In Exodus 17:10-13, we read an account of the Israelites fighting against the Amalekites. It goes like this:
So Joshua did as Moses told him, and fought with Amalek; and Moses, Aaron and Hur went up to the top of the hill. Whenever Moses held up his hand, Israel prevailed; and whenever he lowered his hand, Amalek prevailed. But Moses’ hand grew weary; so they took a stone and put it under him, and he sat upon it, and Aaron and Hur held up his hands, one on one side, and the other on the other side; so his hands were steady until the going down of the sun. And Joshua mowed down Amalek and his people with the edge of the sword.
Moses understood what the right thing he needed to do, to hold his hands up so Israel could prevail. He wanted to do the right thing. And yet no matter how much he wanted to do the right thing, he was too tired and needed help.
There are many instances in the Christian journey where truly do not know what the right thing is to do. This is why we pray for God to help us find the answer. This is why we read the Bible, why we join a Bible study class, and why we lean on a spiritual father, because we can’t possibly know all the answers. Some of us aren’t “lifting up our hands” because we don’t know how or why to.
There are also many instances in the Christian life where we know what the right thing is and we choose not to do it. That’s because the world around us is increasingly discouraging to those trying to live a Christian life. We are presented with many options that are “more fun” than following God’s commandments, and we are encouraged, if not pressured (even bullied) into taking the more fun options. Some of us are trying to lift up our hands, but those around us are trying to push them down, and instead of fighting, we just stop and go along with the crowd.
There are also many instances in the Christian life where we are holding our hands up, and are simply getting tired. I celebrated the service the other night with the right intentions, and yet I was still too tired, maybe lazy too, to lift my hands. And what I needed was an “Aaron and Hur” to hold up the arms that want to be up, that understand why they need to be up, but are just too tired to stay up. This is why we need to belong to a church community, this is why we need encouragers, to help us to lift up our hands to God when we become too tired to hold them ourselves.

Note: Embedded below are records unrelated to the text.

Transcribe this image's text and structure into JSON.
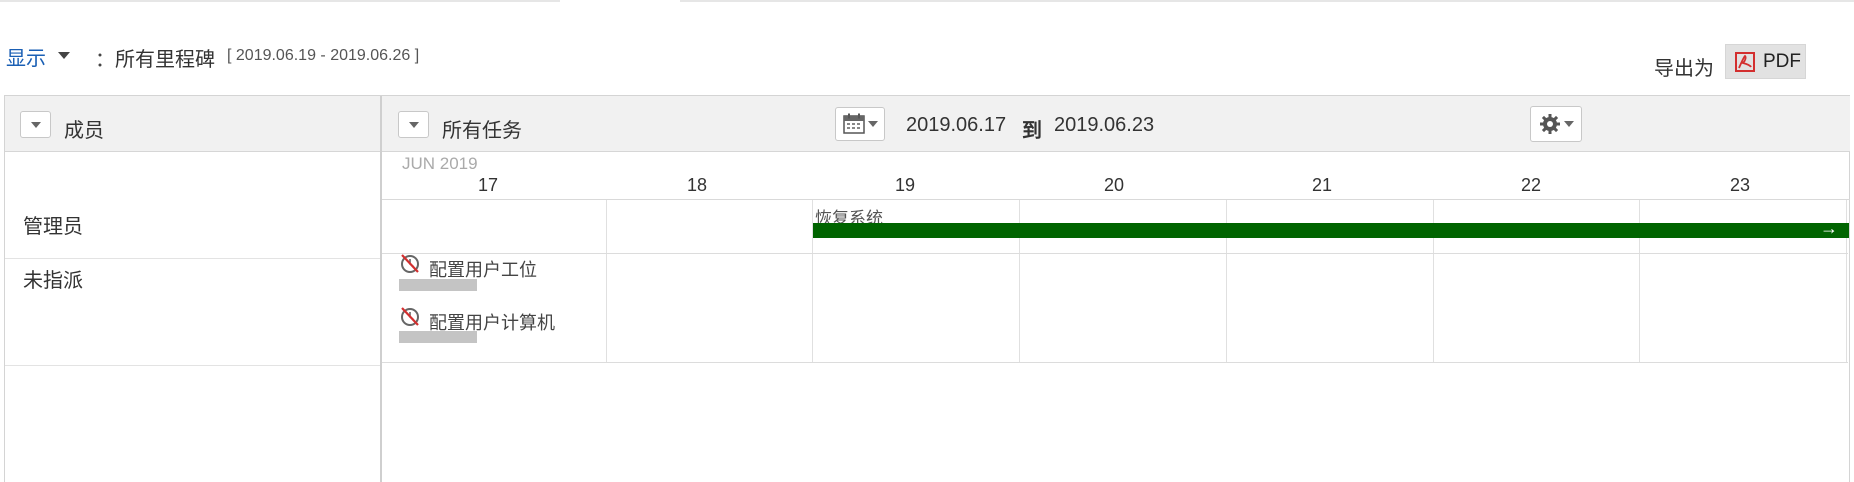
{
  "toolbar": {
    "show_label": "显示",
    "colon": "：",
    "milestone_filter": "所有里程碑",
    "milestone_range": "[ 2019.06.19 - 2019.06.26 ]",
    "export_label": "导出为",
    "pdf_label": "PDF"
  },
  "grid_header": {
    "members_label": "成员",
    "tasks_label": "所有任务",
    "date_from": "2019.06.17",
    "date_to_word": "到",
    "date_to": "2019.06.23"
  },
  "members": [
    "管理员",
    "未指派"
  ],
  "calendar": {
    "month": "JUN 2019",
    "days": [
      "17",
      "18",
      "19",
      "20",
      "21",
      "22",
      "23"
    ]
  },
  "tasks": {
    "bar": {
      "label": "恢复系统",
      "arrow": "→",
      "color": "#006400"
    },
    "unassigned": [
      {
        "name": "配置用户工位"
      },
      {
        "name": "配置用户计算机"
      }
    ]
  },
  "icons": {
    "pdf": "pdf-icon",
    "calendar": "calendar-icon",
    "gear": "gear-icon",
    "task": "task-no-time-icon"
  },
  "colors": {
    "link": "#1a5fb4",
    "bar": "#006400",
    "header_bg": "#f1f1f1"
  }
}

There are three things that need to be at work here. The first is the desire to lift up our hands to God. The second is the humility to ask for help when we need it. And the third is having the group of friends close at hand that can assist when we ask for help, and perhaps even when we can’t or don’t, because they understand that no one gets there alone.
In Galatians 6:2, St. Paul writes that we are to “bear one another’s burdens, and so fulfill the law of Christ.” Praising God is a joy. Heavy arms, even arms that have joy but also fatigue, are burdens are to ask for help carrying and burdens we should be looking for in others so we can all help one another in raising our hands, our spirits and our souls to heaven.
Lord, Lord, who have delivered us form every arrow that flies by day, deliver us from anything that lurks about in darkness. Accept the lifting of our hands as an evening sacrifice. Make us worthy to traverse the time of night blamelessly, untouched by evil, and redeem us from every disturbance and fear caused by the devil. Grant contrition to our souls and concern to our minds about the accounting at Your awesome and just judgment. Nail down our bodies with Your fear, and deaden our earthly members, so that even in the quiet of our slumber we may be enlightened by the contemplation of Your ordinances. Keep away from us every indecent fantasy and harmful desire. Awaken us in the time of prayer rooted in the faith, and thriving in Your instructions; through the good will and goodness of Your only-begotten Son with whom You are blessed, together with You all-holy, and good and life-giving Spirit, now and ever and to the ages of ages. Amen. (From the service of the Great Compline, trans. by Fr. Evagoras Constantinides, 1989, Merrillville, Indiana, p. 28)
Ask for help in “lifting your hands” to God. Look for opportunities to help others do the same.